5. Extensibility Guide

5.1. Adding a New Driver

To add support for a new tool or LLM:

  1. Create a class implementing IDriver in src/drivers/.
  2. Extend BaseDriver for common utility access (Shell, FileSystem).
  3. Implement isSupported() to check for prerequisites (e.g., binary existence).
  4. Implement execute() to handle the logic.
  5. Register the driver in ServiceFactory or ensure it's loaded via DriverRegistry.

5.2. Adding a New Agent

To create a specialized cognitive worker:

  1. Create a class in src/agents/.
  2. Accept IProject, IWorkspace, and IPromptEngine in the constructor.
  3. Implement a public method (e.g., design(), review()) that performs the work.
  4. Register the agent factory in Brain.registerAgent().

5.3. Adding a New Skill

To give an Agent a new capability:

  1. Create a YAML definition in the skills/ directory (e.g., my-job.skill.yaml).
  2. Define the provider (which driver acts on it).
  3. Define prompt_template, args or any properties the driver requires.
  4. The SkillRunner will automatically discover and validate this skill on startup.

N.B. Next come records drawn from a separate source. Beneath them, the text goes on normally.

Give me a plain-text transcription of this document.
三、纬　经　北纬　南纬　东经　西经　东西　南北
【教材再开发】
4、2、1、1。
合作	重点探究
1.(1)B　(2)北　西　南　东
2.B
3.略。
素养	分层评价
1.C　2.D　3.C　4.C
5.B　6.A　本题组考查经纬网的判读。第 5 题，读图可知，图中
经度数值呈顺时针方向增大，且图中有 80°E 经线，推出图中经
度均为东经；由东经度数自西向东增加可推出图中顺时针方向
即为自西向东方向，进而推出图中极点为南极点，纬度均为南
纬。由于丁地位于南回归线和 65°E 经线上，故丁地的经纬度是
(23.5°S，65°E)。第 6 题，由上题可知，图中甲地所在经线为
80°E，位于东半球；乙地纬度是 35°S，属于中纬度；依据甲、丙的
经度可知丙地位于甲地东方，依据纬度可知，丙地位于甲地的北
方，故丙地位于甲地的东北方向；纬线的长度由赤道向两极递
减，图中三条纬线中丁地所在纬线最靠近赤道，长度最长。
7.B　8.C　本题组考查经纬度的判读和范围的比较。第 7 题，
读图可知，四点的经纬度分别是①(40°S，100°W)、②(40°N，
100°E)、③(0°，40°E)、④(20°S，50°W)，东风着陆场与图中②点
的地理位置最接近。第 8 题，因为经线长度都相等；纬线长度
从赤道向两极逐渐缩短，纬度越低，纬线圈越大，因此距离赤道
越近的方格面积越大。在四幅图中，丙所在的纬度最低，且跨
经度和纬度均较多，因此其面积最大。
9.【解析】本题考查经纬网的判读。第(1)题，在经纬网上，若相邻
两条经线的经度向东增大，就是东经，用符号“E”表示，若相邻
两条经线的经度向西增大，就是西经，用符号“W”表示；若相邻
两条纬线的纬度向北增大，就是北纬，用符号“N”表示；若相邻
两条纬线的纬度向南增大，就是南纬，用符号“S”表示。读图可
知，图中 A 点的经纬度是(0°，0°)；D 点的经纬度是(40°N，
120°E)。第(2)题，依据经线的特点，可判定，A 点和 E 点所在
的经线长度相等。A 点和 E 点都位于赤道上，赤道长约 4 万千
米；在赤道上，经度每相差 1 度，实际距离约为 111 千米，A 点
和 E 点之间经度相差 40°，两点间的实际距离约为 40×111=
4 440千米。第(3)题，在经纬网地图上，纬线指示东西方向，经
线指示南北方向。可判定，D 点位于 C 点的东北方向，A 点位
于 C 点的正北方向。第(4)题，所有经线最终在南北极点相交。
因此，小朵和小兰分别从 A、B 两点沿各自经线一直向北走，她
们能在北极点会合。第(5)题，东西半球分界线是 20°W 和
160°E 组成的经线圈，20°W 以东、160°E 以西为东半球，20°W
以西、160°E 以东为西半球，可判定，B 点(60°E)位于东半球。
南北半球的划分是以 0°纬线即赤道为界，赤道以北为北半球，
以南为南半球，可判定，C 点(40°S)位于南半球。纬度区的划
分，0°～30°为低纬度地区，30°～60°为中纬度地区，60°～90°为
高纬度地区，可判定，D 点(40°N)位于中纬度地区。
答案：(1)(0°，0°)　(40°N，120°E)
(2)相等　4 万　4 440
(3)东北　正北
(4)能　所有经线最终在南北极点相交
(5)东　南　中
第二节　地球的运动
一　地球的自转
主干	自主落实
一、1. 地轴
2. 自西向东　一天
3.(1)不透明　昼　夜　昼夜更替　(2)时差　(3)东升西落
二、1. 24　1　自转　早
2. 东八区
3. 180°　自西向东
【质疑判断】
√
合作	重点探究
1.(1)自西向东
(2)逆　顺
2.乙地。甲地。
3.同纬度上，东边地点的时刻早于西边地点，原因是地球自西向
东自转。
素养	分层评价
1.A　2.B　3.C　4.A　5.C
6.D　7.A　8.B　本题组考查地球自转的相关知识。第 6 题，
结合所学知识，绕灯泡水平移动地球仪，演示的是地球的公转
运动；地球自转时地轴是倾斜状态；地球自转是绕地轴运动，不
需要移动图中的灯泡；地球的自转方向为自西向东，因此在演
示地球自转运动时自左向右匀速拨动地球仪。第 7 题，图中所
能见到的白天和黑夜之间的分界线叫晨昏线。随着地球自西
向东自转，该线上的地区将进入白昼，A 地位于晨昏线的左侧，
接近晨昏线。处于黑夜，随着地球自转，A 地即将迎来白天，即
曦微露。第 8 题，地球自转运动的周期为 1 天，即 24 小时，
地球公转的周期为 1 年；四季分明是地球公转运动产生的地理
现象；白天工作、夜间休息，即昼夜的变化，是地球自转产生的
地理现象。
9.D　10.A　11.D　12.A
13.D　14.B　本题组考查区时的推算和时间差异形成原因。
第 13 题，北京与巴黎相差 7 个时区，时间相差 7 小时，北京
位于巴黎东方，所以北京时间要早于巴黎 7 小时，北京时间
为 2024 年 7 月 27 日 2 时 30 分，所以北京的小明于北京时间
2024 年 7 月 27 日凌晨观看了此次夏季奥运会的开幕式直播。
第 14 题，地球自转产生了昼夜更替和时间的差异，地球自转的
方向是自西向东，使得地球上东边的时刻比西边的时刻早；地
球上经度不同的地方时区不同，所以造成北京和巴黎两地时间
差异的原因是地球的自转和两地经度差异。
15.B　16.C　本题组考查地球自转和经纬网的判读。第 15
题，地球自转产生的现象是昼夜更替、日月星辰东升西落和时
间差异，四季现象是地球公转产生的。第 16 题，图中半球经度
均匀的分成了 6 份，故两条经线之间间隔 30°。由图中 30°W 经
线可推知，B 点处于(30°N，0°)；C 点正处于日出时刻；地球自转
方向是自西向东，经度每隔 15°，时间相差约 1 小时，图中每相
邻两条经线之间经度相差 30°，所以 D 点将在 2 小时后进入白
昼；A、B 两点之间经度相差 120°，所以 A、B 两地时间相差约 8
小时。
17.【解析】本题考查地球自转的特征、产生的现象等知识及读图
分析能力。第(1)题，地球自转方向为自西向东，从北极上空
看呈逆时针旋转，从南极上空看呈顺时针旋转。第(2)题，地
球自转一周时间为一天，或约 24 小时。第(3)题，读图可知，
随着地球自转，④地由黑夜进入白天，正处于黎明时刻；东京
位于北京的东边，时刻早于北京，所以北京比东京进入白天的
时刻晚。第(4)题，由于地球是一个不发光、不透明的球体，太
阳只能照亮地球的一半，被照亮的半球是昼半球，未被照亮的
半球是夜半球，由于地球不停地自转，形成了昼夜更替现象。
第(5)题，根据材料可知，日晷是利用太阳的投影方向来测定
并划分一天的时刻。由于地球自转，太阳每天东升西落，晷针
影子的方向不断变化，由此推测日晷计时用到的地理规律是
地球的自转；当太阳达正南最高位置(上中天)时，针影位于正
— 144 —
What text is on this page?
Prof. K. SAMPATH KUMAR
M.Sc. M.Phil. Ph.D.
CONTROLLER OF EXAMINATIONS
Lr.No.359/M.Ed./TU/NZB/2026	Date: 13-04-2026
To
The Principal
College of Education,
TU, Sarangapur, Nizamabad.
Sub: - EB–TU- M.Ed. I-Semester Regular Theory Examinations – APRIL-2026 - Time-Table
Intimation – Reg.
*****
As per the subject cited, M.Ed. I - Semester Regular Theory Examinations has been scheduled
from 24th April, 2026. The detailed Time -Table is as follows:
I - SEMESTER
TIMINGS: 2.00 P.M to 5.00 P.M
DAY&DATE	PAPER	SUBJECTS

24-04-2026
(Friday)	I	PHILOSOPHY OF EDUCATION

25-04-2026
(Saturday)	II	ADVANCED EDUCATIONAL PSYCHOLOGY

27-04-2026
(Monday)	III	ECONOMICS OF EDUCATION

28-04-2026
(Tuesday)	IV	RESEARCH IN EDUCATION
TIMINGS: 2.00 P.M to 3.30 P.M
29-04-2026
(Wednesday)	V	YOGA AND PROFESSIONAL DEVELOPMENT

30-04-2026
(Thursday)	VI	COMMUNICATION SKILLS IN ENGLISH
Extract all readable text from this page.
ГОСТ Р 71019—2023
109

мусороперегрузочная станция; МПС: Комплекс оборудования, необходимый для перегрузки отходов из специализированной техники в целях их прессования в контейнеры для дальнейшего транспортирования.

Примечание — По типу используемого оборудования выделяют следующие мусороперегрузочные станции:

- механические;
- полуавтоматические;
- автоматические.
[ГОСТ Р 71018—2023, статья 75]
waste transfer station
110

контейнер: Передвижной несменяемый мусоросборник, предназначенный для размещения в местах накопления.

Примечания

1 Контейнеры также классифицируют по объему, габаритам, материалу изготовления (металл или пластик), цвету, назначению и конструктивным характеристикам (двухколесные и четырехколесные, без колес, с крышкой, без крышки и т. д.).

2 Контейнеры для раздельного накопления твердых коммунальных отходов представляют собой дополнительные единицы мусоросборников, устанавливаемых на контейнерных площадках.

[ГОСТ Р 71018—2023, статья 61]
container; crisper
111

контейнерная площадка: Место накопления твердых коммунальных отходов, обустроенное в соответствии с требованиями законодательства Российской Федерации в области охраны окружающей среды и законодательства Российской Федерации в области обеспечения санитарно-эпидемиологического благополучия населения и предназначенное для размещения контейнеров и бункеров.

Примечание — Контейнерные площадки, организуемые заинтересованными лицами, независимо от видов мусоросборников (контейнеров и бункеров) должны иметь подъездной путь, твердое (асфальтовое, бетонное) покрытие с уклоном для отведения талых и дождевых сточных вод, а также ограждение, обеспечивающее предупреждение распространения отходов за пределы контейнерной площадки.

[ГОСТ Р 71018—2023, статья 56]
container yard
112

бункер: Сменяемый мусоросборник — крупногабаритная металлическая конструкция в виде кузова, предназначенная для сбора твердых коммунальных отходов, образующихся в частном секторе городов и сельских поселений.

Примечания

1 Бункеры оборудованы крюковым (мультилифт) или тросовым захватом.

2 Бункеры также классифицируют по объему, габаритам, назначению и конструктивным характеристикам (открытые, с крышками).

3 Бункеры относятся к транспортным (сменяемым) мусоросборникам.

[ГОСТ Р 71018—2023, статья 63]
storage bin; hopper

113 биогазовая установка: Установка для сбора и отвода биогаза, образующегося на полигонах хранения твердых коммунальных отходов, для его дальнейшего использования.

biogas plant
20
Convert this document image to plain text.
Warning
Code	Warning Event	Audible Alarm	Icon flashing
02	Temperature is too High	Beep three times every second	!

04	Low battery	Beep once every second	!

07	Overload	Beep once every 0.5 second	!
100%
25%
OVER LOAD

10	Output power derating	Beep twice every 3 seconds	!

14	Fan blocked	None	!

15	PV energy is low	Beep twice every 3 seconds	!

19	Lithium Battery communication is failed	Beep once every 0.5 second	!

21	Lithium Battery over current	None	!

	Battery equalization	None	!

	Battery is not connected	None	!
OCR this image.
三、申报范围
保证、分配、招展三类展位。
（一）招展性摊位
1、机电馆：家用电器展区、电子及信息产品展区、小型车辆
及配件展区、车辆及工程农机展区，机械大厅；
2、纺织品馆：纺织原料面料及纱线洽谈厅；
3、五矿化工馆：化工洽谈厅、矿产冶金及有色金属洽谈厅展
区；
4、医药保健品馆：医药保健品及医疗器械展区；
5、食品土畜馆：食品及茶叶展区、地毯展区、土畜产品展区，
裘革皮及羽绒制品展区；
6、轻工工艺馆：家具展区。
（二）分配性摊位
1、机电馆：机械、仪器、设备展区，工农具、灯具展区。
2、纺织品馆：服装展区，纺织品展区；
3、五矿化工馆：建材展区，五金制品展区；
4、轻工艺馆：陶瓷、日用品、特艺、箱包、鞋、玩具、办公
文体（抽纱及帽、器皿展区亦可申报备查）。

6. Error Handling & Resilience

  • Result Pattern: All Driver executions return a Result<T, Error> object. Never throw exceptions from Drivers; return Result.fail().
  • Global Catch: The Workflow loop contains a global try/catch block to prevent the process from crashing.
  • Signal Bubble-Up: Unhandled errors in a State are converted into Signal.FAIL. The WorkflowGraph can be configured to route failure signals to recovery states (e.g., PlanningState -> ErrorRecovery_Planning).

7. Naming Conventions

  • Interfaces: Preset with I (e.g., IProject, IDriver).
  • Service Classes: Suffix with Service (e.g., FileSystemService), unless it's a core domain entity (e.g., Project).
  • Agents: Suffix with Agent (e.g., PlannerAgent).
  • Drivers: Suffix with Driver (e.g., GeminiDriver).
  • Files: PascalCase for classes (Project.ts), camelCase for instances or utilities.

8. Testing Strategy

  • Unit Tests: Because of DI, every class can be tested in isolation. Mock all I* interfaces.
  • Integration Tests: Use ProjectFixture to create a temporary, scaffolded file system context.
  • Mocking: Use jest.mock for external modules, but prefer dependency injection of mocks for internal services.

This document is the sole source of architectural truth for the src/engine project. Review it before making structural changes.